In 2002, I took a month-long artist’s retreat deep in the woods of British Columbia, living in a tent on a mountainside with no electricity or running water. I intended to focus on photography, which had been a passion of mine for at least a decade, but when my camera broke on the first day there I purchased some paints and started painting in earnest.
Initially, I worked exclusively with a palette knife and acrylics on found wood and now primarily paint with oil, as well as enjoy experimenting with the sculptural qualities of encaustic/mixed media pieces.
I think a lot about color and composition when I work, although much of the process is intuitive and often serendipitous. I often begin a painting by moving colors around until an image reveals itself, having no idea at the outset what the final image might be. Other times, my work is a bit more calculated, and I have an idea of where I’d like to end up, although I frequently arrive at a different destination. And I find that exciting.
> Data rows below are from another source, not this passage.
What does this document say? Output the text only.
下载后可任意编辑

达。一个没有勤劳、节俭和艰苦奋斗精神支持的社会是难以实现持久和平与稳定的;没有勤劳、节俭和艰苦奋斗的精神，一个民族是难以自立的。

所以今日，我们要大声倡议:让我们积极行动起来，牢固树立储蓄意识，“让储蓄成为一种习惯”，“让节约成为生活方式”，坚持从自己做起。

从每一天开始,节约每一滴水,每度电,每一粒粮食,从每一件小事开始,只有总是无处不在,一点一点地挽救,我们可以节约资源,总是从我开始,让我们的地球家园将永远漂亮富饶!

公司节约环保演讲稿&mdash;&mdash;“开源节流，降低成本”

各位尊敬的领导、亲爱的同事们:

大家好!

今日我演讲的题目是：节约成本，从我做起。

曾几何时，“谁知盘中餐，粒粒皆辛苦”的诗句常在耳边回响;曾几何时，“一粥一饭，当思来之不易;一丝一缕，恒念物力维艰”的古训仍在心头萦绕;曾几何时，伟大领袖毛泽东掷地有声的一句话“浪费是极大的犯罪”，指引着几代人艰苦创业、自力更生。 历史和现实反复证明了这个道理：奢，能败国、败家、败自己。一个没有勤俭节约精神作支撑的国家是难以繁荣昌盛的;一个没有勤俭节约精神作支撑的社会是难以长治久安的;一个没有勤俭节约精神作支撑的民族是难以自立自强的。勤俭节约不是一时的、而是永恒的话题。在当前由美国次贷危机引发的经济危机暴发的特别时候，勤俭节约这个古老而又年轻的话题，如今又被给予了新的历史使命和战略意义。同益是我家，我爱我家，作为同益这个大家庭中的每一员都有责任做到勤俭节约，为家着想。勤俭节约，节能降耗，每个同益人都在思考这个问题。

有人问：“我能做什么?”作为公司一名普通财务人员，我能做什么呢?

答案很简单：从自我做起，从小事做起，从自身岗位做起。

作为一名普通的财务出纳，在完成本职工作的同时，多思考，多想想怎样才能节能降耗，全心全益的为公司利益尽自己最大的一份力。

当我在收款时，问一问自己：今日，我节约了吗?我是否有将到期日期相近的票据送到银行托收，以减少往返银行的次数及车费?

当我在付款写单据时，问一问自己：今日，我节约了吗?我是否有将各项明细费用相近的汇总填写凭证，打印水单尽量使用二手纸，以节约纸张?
As was the case with photography, painting reminds me to take time to absorb the natural world, and my hope is that my work somehow reflects bits of beauty I have taken in. In particular, I am fascinated with how visually pleasing nature’s randomness can be; the way an erratic row of trees is capriciously arranged, how chance groupings of flowers pepper a field, the incidental patterns created by swaths of color in a landscape, the seemingly arbitrary twists and turns branches choose to make – configurations that present themselves with confidence; as if there could be no other way. And when I am fortunate enough to be painting outdoors in their midst, I am able to borrow from that hand. The challenge comes when I am creating work in the confines of my studio with no guide to the “the beauty of randomness” except my own imaginings…and chance…
Oh…and when I am not painting, I am a high school math teacher.